Limitations Synopsis Please forgive me for my un-educatedness, but as a summary / synopsis, what you are saying with the limitations of warp-drive is: 1: the number of agents within the environment must be able to fit within the capabilities of the gpu 2: step / reset function is required [ as with any RL ]

Emerald01 commented 2 years ago

The original motivation of WarpDrive is trying to fully utilize the GPU resource while reducing its talk to CPU host as much as possible. I think WarpDrive is doing a pretty good job to show this design idea.

So hardware-wise, the limitation for WarpDrive is really mostly the memory and total number of threads available for GPU since we will use GPU 100% almost all the time. Usually, however, the latest GPU can easily support 1000 threads per block and a few thousands blocks in massive parallel, therefore usually the limitation is really the memory. (BTW, block is a group unit for threads, mostly maximum 1024 threads per block)
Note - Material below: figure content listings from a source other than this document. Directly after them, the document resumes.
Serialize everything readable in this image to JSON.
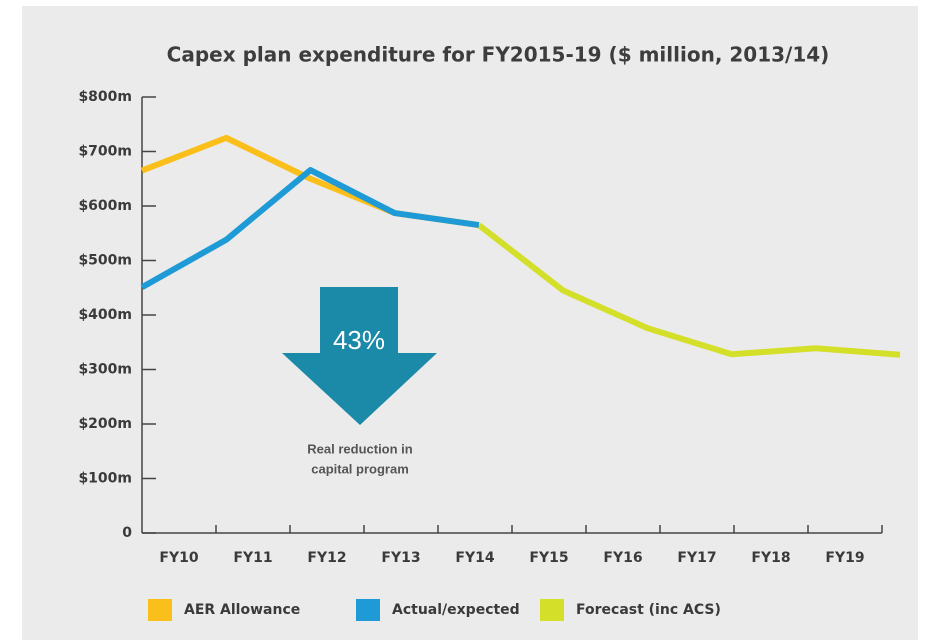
{
  "chart_data": {
    "type": "line",
    "title": "Capex plan expenditure for FY2015-19 ($ million, 2013/14)",
    "categories": [
      "FY10",
      "FY11",
      "FY12",
      "FY13",
      "FY14",
      "FY15",
      "FY16",
      "FY17",
      "FY18",
      "FY19"
    ],
    "series": [
      {
        "name": "AER Allowance",
        "color": "#fbbf1b",
        "values": [
          665,
          725,
          650,
          587,
          565,
          null,
          null,
          null,
          null,
          null
        ]
      },
      {
        "name": "Actual/expected",
        "color": "#1e9ad6",
        "values": [
          451,
          538,
          666,
          587,
          565,
          null,
          null,
          null,
          null,
          null
        ]
      },
      {
        "name": "Forecast (inc ACS)",
        "color": "#d4df2a",
        "values": [
          null,
          null,
          null,
          null,
          565,
          445,
          376,
          328,
          339,
          327
        ]
      }
    ],
    "ylim": [
      0,
      800
    ],
    "yticks": [
      0,
      {
        "value": 100,
        "label": "$100m"
      },
      {
        "value": 200,
        "label": "$200m"
      },
      {
        "value": 300,
        "label": "$300m"
      },
      {
        "value": 400,
        "label": "$400m"
      },
      {
        "value": 500,
        "label": "$500m"
      },
      {
        "value": 600,
        "label": "$600m"
      },
      {
        "value": 700,
        "label": "$700m"
      },
      {
        "value": 800,
        "label": "$800m"
      }
    ],
    "annotation": {
      "value_label": "43%",
      "text_lines": [
        "Real reduction in",
        "capital program"
      ]
    },
    "legend": "bottom"
  }
}
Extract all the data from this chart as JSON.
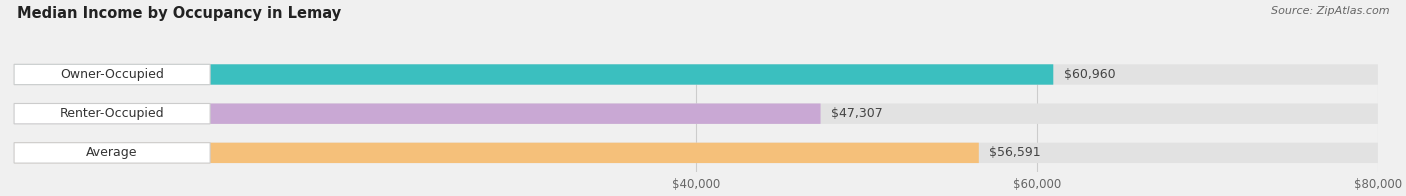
{
  "title": "Median Income by Occupancy in Lemay",
  "source": "Source: ZipAtlas.com",
  "categories": [
    "Owner-Occupied",
    "Renter-Occupied",
    "Average"
  ],
  "values": [
    60960,
    47307,
    56591
  ],
  "bar_colors": [
    "#3bbfbf",
    "#c9a8d4",
    "#f5c07a"
  ],
  "bar_labels": [
    "$60,960",
    "$47,307",
    "$56,591"
  ],
  "xlim": [
    0,
    80000
  ],
  "xticks": [
    40000,
    60000,
    80000
  ],
  "xtick_labels": [
    "$40,000",
    "$60,000",
    "$80,000"
  ],
  "background_color": "#f0f0f0",
  "bar_bg_color": "#e2e2e2",
  "title_fontsize": 10.5,
  "label_fontsize": 9,
  "source_fontsize": 8,
  "tick_fontsize": 8.5
}
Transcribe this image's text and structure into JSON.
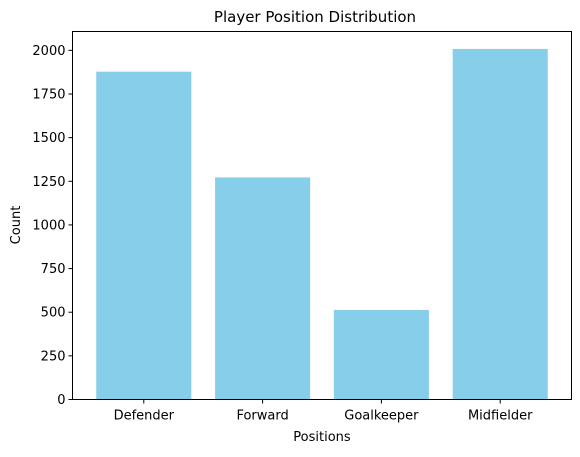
{
  "chart_data": {
    "type": "bar",
    "title": "Player Position Distribution",
    "xlabel": "Positions",
    "ylabel": "Count",
    "categories": [
      "Defender",
      "Forward",
      "Goalkeeper",
      "Midfielder"
    ],
    "values": [
      1878,
      1272,
      513,
      2008
    ],
    "ylim": [
      0,
      2108
    ],
    "yticks": [
      0,
      250,
      500,
      750,
      1000,
      1250,
      1500,
      1750,
      2000
    ],
    "bar_color": "#87CEEB",
    "grid": false,
    "legend": "none"
  }
}
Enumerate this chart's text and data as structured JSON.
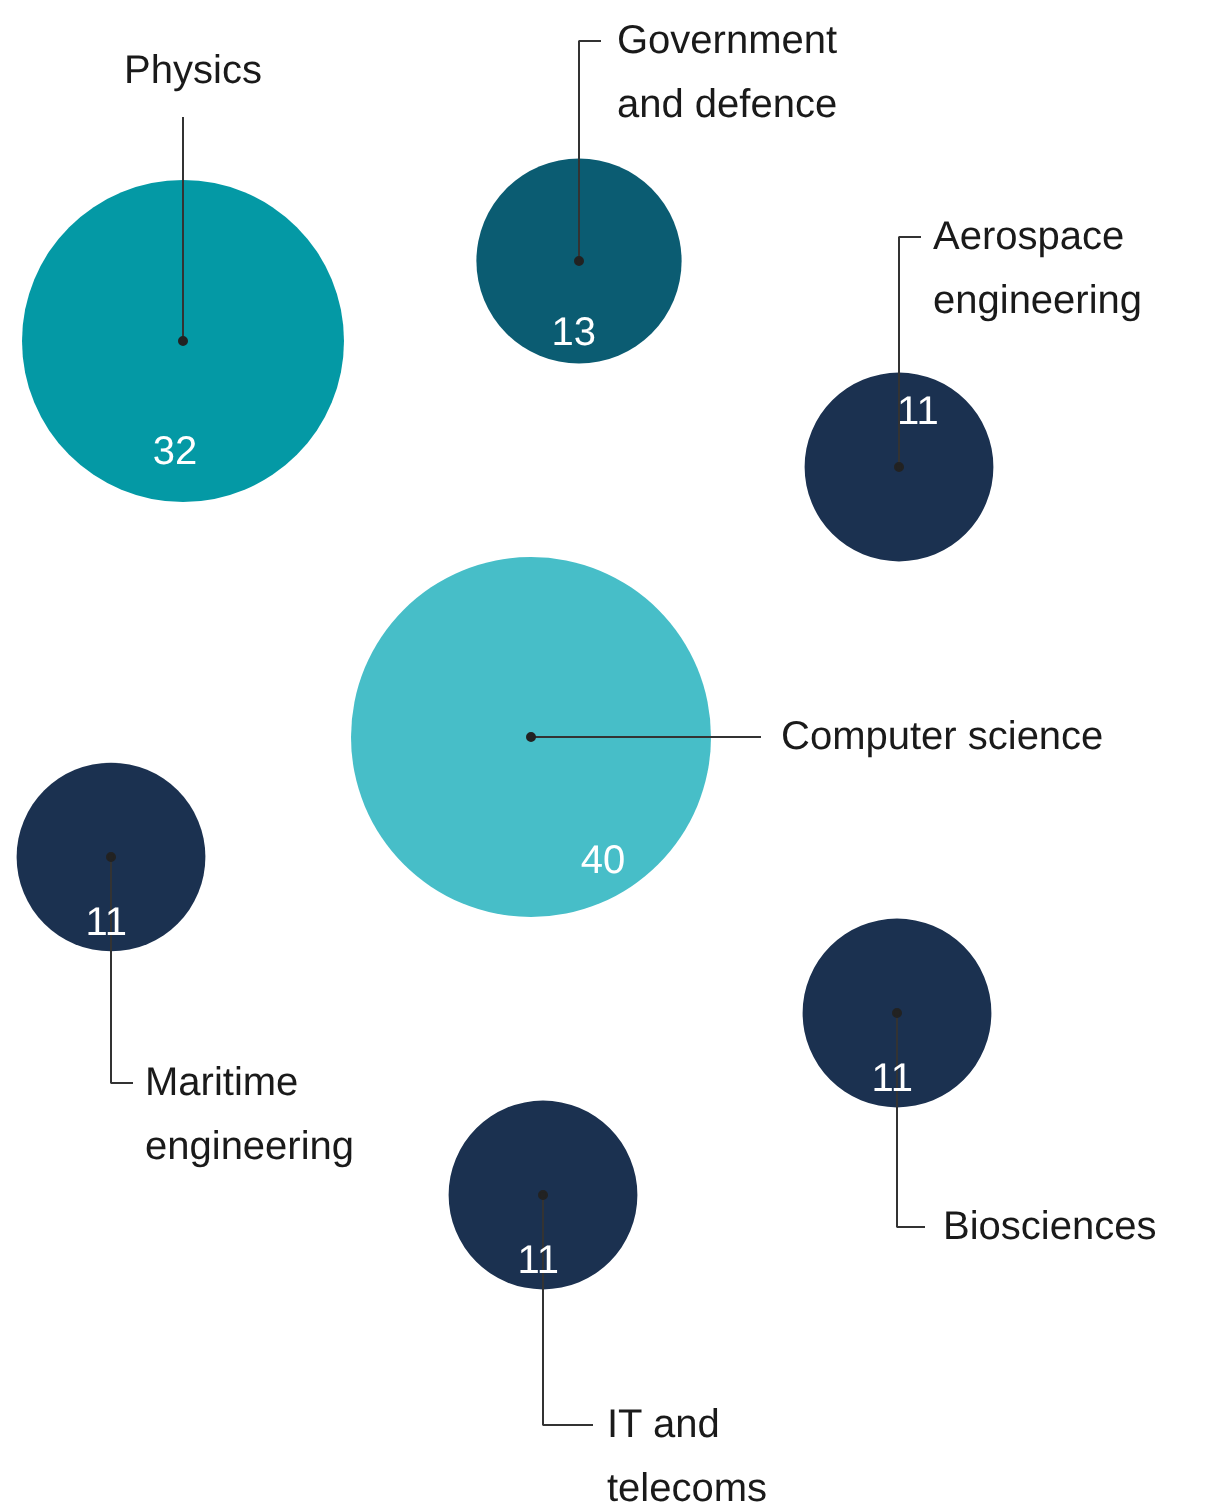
{
  "chart_data": {
    "type": "other",
    "categories": [
      "Physics",
      "Government and defence",
      "Aerospace engineering",
      "Computer science",
      "Maritime engineering",
      "IT and telecoms",
      "Biosciences"
    ],
    "values": [
      32,
      13,
      11,
      40,
      11,
      11,
      11
    ],
    "colors": [
      "#0499a5",
      "#0b5c72",
      "#1b3150",
      "#47bec8",
      "#1b3150",
      "#1b3150",
      "#1b3150"
    ],
    "data_labels": true
  }
}
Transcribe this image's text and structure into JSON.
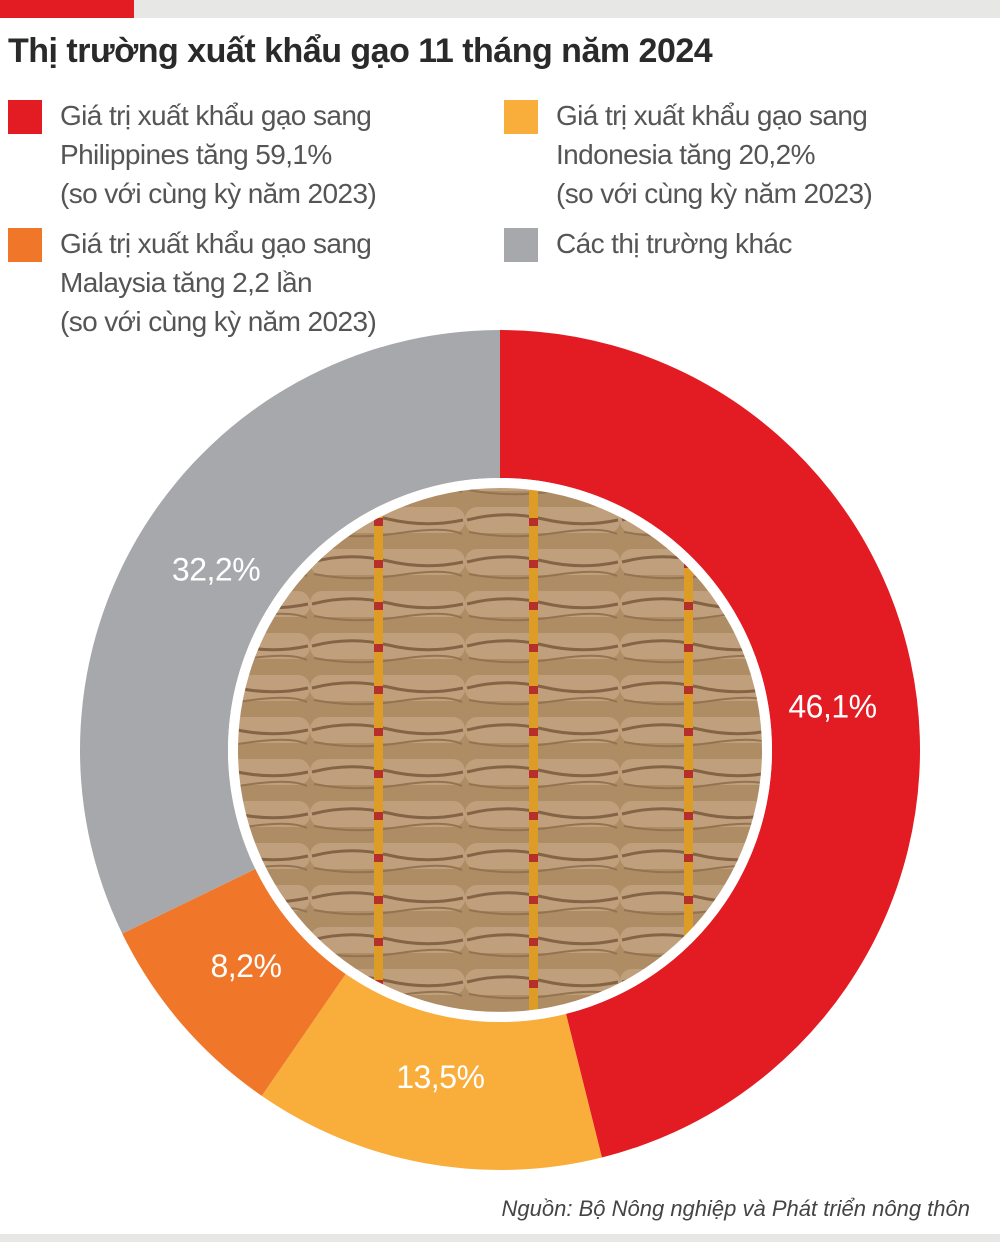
{
  "title": "Thị trường xuất khẩu gạo 11 tháng năm 2024",
  "legend": [
    {
      "text": "Giá trị xuất khẩu gạo sang\nPhilippines tăng 59,1%\n(so với cùng kỳ năm 2023)",
      "color": "#e31b23"
    },
    {
      "text": "Giá trị xuất khẩu gạo sang\nIndonesia tăng 20,2%\n(so với cùng kỳ năm 2023)",
      "color": "#f9ad3b"
    },
    {
      "text": "Giá trị xuất khẩu gạo sang\nMalaysia tăng 2,2 lần\n(so với cùng kỳ năm 2023)",
      "color": "#f0772a"
    },
    {
      "text": "Các thị trường khác",
      "color": "#a7a8ab"
    }
  ],
  "chart_data": {
    "type": "pie",
    "title": "Thị trường xuất khẩu gạo 11 tháng năm 2024",
    "slices": [
      {
        "label": "46,1%",
        "value": 46.1,
        "color": "#e31b23"
      },
      {
        "label": "13,5%",
        "value": 13.5,
        "color": "#f9ad3b"
      },
      {
        "label": "8,2%",
        "value": 8.2,
        "color": "#f0772a"
      },
      {
        "label": "32,2%",
        "value": 32.2,
        "color": "#a7a8ab"
      }
    ],
    "center_image": "rice-sacks-photo"
  },
  "source": "Nguồn: Bộ Nông nghiệp và Phát triển nông thôn"
}
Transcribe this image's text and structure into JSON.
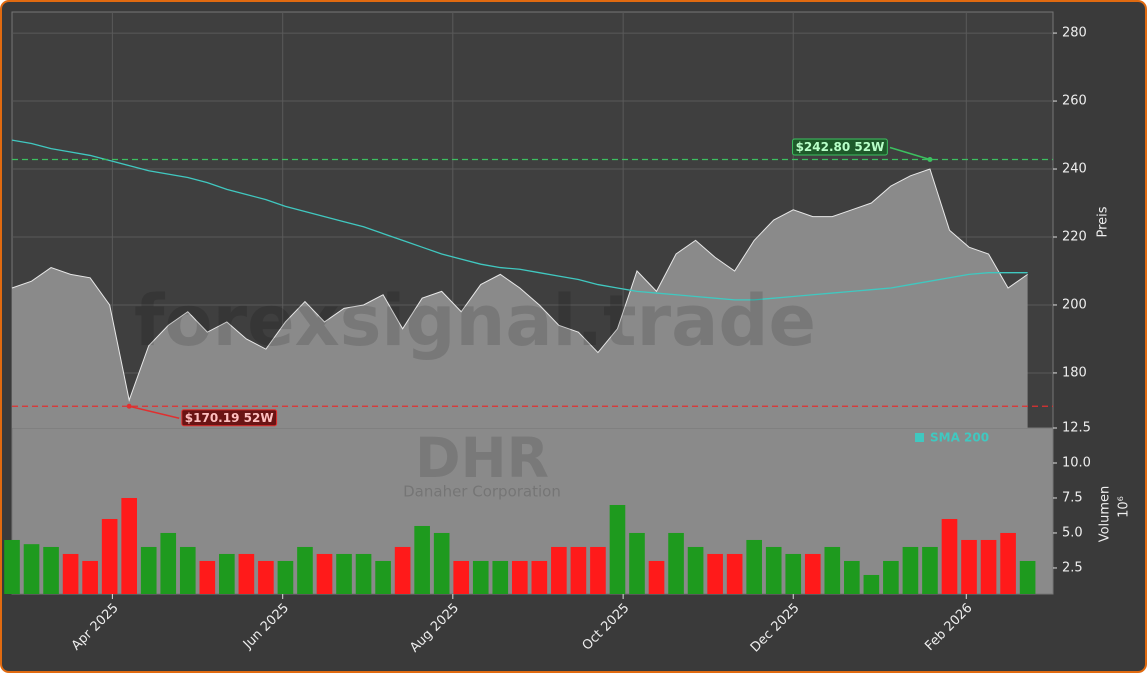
{
  "chart_data": [
    {
      "type": "area",
      "watermark": "forexsignal.trade",
      "ylabel": "Preis",
      "x": [
        0,
        1,
        2,
        3,
        4,
        5,
        6,
        7,
        8,
        9,
        10,
        11,
        12,
        13,
        14,
        15,
        16,
        17,
        18,
        19,
        20,
        21,
        22,
        23,
        24,
        25,
        26,
        27,
        28,
        29,
        30,
        31,
        32,
        33,
        34,
        35,
        36,
        37,
        38,
        39,
        40,
        41,
        42,
        43,
        44,
        45,
        46,
        47,
        48,
        49,
        50,
        51,
        52
      ],
      "xlim": [
        0,
        53.3
      ],
      "ylim": [
        163.8,
        286.2
      ],
      "yticks": [
        180,
        200,
        220,
        240,
        260,
        280
      ],
      "grid": true,
      "legend": "lower right",
      "series": [
        {
          "name": "DHR",
          "color": "#e8e8e8",
          "fill": "#8a8a8a",
          "values": [
            205,
            207,
            211,
            209,
            208,
            200,
            172,
            188,
            194,
            198,
            192,
            195,
            190,
            187,
            195,
            201,
            195,
            199,
            200,
            203,
            193,
            202,
            204,
            198,
            206,
            209,
            205,
            200,
            194,
            192,
            186,
            193,
            210,
            204,
            215,
            219,
            214,
            210,
            219,
            225,
            228,
            226,
            226,
            228,
            230,
            235,
            238,
            240,
            222,
            217,
            215,
            205,
            209
          ]
        },
        {
          "name": "SMA 200",
          "color": "#40c8c0",
          "values": [
            248.5,
            247.5,
            246,
            245,
            244,
            242.5,
            241,
            239.5,
            238.5,
            237.5,
            236,
            234,
            232.5,
            231,
            229,
            227.5,
            226,
            224.5,
            223,
            221,
            219,
            217,
            215,
            213.5,
            212,
            211,
            210.5,
            209.5,
            208.5,
            207.5,
            206,
            205,
            204,
            203.5,
            203,
            202.5,
            202,
            201.5,
            201.5,
            202,
            202.5,
            203,
            203.5,
            204,
            204.5,
            205,
            206,
            207,
            208,
            209,
            209.5,
            209.5,
            209.5
          ]
        }
      ],
      "hlines": [
        {
          "value": 242.8,
          "label": "$242.80 52W",
          "color": "#3cc060"
        },
        {
          "value": 170.19,
          "label": "$170.19 52W",
          "color": "#e03030"
        }
      ]
    },
    {
      "type": "bar",
      "title": "DHR",
      "subtitle": "Danaher Corporation",
      "ylabel": "Volumen",
      "scale_label": "10⁶",
      "x": [
        0,
        1,
        2,
        3,
        4,
        5,
        6,
        7,
        8,
        9,
        10,
        11,
        12,
        13,
        14,
        15,
        16,
        17,
        18,
        19,
        20,
        21,
        22,
        23,
        24,
        25,
        26,
        27,
        28,
        29,
        30,
        31,
        32,
        33,
        34,
        35,
        36,
        37,
        38,
        39,
        40,
        41,
        42,
        43,
        44,
        45,
        46,
        47,
        48,
        49,
        50,
        51,
        52
      ],
      "xlim": [
        0,
        53.3
      ],
      "xticks": [
        {
          "value": 5.14,
          "label": "Apr 2025"
        },
        {
          "value": 13.86,
          "label": "Jun 2025"
        },
        {
          "value": 22.57,
          "label": "Aug 2025"
        },
        {
          "value": 31.29,
          "label": "Oct 2025"
        },
        {
          "value": 40,
          "label": "Dec 2025"
        },
        {
          "value": 48.86,
          "label": "Feb 2026"
        }
      ],
      "ylim": [
        0.64,
        12.5
      ],
      "yticks": [
        2.5,
        {
          "value": 5,
          "label": "5.0"
        },
        7.5,
        {
          "value": 10,
          "label": "10.0"
        },
        12.5
      ],
      "up_color": "#1e9a1e",
      "down_color": "#ff1a1a",
      "values": [
        4.5,
        4.2,
        4,
        3.5,
        3,
        6,
        7.5,
        4,
        5,
        4,
        3,
        3.5,
        3.5,
        3,
        3,
        4,
        3.5,
        3.5,
        3.5,
        3,
        4,
        5.5,
        5,
        3,
        3,
        3,
        3,
        3,
        4,
        4,
        4,
        7,
        5,
        3,
        5,
        4,
        3.5,
        3.5,
        4.5,
        4,
        3.5,
        3.5,
        4,
        3,
        2,
        3,
        4,
        4,
        6,
        4.5,
        4.5,
        5,
        3
      ]
    }
  ]
}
Implementing a custom step function by the user is inevitable (we have many tools to make it as simple as possible, and many code updates continue to check in to improve it) while we make the reset and sample back-end universally coupled to any environment. With such a framework, the user's job is really just providing a custom step function and all others will be automatically wrapped up by WarpDrive to speed up your RL by a few orders of magnitude. Usually it is worth it if you want to reduce your training time from weeks to a few hours, and saves a lot of training budget and electricity. As for how to create such a step function, it is case by case. In general for multi-agent RL we prefer 1:1 mapping for an agent to a GPU thread, and an env replica to a GPU block, it can reach almost perfect parallelism. For humanoid, we can discuss the details. If you define an agent as a complete humanoid with all degrees of freedom, then it seems to me reasonable to use each thread to execute one.